TurpIF · on Sept 19, 2017

In fact, you can access the hardware through native calls via JNI (or JNA). Or course, then, you have to embedded multiplatform libraries and manage the associated issues. Also, the OpenBLAS implementation is very well optimized for several Intel and AMD processors (you can compile it so that it autodetects which one you're using). It can even reach the efficiency of the Intel's MKL implementation in mono-threaded mode.

dragandj · on Sept 19, 2017

We don't even have to guess, since that's exactly what Neanderthal does. Also, I micro-benchmarked lots of options and have yet to find one that fills similar use case that is faster than Neanderhtal+MKL on the CPU, regardless of the JNI overhead (minus the obvious direct use of MKL, but that is much more low-level code). Also, most higher level libraries have considerable overhead. Neanderthal's overhead is tiny.

OpenBLAS's huge drawback is that it only supports BLAS without LAPACK, sparse, tensors, FFT etc.

Anyway, regarding the OP's comment, I guess that they meant to suggest implementing all that in pure Java, not Java + FFI, since then the native code has to be written in non-Java.

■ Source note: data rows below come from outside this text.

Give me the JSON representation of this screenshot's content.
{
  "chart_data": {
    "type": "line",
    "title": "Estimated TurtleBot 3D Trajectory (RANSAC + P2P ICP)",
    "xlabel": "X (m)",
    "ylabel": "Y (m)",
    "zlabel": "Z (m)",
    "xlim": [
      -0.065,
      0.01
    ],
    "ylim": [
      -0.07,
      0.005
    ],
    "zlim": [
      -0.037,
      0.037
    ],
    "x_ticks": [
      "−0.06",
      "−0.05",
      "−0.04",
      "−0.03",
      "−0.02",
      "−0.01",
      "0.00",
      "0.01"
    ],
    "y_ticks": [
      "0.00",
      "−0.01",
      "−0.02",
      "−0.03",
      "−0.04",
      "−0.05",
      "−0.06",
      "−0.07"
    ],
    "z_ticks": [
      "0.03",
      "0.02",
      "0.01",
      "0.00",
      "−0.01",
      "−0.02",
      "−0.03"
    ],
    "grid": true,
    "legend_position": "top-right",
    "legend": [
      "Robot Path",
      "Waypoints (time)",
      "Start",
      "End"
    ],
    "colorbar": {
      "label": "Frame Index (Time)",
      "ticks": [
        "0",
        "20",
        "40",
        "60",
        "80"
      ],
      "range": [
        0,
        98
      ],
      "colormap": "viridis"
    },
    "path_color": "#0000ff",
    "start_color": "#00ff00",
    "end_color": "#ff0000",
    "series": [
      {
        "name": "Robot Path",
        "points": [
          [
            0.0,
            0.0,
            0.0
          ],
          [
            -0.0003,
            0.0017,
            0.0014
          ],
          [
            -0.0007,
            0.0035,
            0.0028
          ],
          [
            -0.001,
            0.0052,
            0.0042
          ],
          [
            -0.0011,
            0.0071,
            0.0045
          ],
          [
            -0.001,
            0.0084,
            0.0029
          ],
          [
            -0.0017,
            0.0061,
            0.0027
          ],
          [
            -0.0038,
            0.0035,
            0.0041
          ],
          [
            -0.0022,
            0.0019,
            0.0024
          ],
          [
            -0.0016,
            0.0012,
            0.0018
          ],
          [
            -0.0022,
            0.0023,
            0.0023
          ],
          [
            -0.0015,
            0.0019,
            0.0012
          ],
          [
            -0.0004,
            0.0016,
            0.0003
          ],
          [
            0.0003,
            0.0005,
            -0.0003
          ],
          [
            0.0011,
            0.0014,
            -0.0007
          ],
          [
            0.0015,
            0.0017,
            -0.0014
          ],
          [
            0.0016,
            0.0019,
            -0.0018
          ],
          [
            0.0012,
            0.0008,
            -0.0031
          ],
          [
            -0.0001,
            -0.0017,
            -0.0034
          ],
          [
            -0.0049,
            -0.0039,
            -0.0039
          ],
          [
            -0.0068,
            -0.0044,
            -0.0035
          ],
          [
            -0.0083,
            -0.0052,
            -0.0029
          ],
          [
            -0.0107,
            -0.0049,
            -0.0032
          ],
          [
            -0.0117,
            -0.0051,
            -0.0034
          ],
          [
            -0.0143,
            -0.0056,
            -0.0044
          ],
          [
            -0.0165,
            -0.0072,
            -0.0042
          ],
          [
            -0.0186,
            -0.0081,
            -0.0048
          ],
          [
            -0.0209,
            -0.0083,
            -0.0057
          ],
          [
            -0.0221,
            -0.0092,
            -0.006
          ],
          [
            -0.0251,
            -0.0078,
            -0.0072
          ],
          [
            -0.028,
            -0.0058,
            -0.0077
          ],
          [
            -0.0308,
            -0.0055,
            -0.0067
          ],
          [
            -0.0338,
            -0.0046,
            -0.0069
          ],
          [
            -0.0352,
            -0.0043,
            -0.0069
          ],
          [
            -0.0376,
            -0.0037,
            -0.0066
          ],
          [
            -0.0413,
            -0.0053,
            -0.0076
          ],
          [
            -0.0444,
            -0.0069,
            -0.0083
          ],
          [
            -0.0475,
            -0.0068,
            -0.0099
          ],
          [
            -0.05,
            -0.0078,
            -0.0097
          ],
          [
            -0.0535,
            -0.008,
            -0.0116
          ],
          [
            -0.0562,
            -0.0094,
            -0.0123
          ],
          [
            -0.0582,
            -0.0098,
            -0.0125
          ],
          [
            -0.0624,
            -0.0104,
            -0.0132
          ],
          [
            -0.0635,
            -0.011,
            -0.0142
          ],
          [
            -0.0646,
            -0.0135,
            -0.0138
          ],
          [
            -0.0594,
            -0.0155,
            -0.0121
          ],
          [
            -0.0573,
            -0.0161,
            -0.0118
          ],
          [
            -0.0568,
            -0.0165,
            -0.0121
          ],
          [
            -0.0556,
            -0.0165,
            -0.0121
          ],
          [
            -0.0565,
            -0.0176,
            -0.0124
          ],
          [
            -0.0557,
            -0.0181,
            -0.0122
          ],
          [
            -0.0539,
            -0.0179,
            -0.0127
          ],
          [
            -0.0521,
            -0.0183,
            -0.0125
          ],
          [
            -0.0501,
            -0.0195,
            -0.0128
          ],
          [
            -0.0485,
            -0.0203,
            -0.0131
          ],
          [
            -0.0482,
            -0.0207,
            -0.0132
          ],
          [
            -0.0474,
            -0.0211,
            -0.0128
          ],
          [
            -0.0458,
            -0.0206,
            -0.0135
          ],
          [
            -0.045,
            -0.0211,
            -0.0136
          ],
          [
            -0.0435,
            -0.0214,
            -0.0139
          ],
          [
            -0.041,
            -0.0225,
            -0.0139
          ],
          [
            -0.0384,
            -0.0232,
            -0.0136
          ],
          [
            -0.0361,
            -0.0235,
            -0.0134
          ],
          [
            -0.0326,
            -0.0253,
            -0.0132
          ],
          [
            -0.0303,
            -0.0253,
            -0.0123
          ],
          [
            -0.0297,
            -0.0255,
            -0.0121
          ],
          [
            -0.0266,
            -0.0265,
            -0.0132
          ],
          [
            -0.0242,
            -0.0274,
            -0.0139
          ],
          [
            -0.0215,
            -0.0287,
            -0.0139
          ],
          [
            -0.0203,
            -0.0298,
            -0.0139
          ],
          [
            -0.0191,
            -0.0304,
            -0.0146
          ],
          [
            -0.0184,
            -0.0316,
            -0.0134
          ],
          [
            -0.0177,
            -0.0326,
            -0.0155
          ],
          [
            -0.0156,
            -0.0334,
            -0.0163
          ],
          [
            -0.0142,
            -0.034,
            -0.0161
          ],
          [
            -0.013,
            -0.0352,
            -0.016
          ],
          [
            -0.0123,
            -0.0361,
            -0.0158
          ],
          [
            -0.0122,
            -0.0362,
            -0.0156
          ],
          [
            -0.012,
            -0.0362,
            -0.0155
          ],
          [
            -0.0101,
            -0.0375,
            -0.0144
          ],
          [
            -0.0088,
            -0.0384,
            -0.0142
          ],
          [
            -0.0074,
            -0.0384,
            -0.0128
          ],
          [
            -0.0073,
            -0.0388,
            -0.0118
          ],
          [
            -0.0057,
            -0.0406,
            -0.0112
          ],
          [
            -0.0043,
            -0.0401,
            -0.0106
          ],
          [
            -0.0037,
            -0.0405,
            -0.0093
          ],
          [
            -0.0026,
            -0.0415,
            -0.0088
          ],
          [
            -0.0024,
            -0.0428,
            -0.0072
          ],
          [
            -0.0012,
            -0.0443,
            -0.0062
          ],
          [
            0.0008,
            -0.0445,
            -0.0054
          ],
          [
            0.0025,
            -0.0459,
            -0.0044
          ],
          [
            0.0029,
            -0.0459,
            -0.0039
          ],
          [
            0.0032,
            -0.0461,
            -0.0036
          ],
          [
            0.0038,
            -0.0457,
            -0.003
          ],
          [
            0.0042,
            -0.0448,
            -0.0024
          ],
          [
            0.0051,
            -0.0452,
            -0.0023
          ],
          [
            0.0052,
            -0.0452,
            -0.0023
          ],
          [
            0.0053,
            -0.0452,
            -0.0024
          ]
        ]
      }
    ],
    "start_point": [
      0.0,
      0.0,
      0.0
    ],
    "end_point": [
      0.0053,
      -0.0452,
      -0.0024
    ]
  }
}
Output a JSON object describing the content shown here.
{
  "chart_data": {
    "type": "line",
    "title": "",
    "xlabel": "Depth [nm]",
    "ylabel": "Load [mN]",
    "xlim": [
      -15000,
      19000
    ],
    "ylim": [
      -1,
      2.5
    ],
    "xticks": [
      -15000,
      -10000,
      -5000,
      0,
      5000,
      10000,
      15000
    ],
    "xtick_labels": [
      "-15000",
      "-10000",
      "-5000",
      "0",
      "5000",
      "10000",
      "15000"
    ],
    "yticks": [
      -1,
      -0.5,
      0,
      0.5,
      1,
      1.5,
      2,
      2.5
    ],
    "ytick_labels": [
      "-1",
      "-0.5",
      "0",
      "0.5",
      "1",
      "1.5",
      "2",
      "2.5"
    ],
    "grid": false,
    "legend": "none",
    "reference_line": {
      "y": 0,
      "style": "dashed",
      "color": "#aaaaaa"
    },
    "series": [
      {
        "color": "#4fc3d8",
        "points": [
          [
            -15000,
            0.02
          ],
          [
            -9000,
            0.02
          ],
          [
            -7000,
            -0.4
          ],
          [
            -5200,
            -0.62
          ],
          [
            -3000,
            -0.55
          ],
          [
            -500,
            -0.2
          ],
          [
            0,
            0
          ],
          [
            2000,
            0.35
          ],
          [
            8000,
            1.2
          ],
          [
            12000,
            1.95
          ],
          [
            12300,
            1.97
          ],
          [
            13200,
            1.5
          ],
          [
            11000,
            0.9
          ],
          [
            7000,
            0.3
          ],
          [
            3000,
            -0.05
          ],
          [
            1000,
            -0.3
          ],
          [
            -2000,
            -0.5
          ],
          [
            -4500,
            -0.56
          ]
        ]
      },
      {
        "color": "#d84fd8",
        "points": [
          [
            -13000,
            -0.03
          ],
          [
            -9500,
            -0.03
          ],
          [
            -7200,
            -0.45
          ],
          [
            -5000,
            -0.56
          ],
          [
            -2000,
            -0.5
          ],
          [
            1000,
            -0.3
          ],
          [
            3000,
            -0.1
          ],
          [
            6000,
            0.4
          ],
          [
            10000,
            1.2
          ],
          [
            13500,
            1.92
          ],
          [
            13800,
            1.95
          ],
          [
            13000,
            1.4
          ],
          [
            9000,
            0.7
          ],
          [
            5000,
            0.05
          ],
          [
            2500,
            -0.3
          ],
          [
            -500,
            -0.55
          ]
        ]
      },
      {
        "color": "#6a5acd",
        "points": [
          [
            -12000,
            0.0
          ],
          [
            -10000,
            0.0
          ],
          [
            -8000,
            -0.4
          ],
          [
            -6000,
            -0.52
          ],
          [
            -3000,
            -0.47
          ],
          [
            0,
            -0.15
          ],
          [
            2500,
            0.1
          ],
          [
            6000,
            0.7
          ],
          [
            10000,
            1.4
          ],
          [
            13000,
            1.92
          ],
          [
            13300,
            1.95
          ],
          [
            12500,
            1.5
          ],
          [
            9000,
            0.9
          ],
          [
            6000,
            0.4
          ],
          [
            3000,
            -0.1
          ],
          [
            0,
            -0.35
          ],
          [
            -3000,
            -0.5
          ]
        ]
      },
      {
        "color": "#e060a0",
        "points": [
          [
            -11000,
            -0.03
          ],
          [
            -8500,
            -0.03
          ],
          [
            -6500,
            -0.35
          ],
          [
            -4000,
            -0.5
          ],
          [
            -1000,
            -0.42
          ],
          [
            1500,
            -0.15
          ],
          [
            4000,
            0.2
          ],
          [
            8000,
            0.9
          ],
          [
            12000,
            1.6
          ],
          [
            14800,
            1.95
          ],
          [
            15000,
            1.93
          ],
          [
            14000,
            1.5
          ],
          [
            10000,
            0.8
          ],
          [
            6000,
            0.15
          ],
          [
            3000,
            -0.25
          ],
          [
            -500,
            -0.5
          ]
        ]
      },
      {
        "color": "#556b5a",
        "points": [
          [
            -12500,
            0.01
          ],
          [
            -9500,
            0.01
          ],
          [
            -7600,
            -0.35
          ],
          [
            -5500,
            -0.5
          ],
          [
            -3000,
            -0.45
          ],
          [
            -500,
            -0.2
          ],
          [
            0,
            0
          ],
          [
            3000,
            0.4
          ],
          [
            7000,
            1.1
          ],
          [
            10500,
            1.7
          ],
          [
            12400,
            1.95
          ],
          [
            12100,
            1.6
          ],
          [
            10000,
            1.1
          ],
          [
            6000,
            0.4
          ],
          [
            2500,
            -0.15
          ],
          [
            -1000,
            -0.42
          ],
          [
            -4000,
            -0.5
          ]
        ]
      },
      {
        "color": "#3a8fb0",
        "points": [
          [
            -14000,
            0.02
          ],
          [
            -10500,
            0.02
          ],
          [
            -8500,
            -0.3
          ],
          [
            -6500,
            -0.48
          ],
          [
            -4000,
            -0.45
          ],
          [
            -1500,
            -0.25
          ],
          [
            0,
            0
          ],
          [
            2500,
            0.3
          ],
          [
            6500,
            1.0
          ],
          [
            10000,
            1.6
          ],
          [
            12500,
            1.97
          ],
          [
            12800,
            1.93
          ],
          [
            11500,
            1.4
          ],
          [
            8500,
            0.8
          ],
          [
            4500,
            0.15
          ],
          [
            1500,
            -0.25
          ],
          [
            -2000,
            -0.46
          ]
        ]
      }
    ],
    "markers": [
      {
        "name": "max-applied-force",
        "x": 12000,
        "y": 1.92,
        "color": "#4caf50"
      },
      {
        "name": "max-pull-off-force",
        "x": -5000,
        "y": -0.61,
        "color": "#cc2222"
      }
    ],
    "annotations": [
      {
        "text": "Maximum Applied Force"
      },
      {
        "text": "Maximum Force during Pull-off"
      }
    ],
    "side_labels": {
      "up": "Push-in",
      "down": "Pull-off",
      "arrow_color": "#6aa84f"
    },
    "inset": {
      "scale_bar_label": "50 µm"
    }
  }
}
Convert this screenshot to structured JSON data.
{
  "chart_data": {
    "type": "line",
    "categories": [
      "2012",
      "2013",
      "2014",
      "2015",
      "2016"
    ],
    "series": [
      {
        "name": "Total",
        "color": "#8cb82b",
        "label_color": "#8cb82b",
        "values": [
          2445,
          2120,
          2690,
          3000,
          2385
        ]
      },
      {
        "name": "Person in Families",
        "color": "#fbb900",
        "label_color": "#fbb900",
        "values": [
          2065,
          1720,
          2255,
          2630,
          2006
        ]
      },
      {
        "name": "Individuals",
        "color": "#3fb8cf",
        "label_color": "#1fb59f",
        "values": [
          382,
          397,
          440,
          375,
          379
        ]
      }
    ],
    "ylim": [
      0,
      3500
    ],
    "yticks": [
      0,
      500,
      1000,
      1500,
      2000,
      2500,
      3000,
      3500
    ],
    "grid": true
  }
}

reikonomusha · on Sept 19, 2017

What about correctness? Numerical linear algebra is very difficult and bugs are hard to test for and weed out.

dragandj · on Sept 19, 2017

I guess when it comes to testing, Intel has more resources to do that than most other folks. That's one of the reasons why I use MKL despite it not being open source (but it is free as in free beer).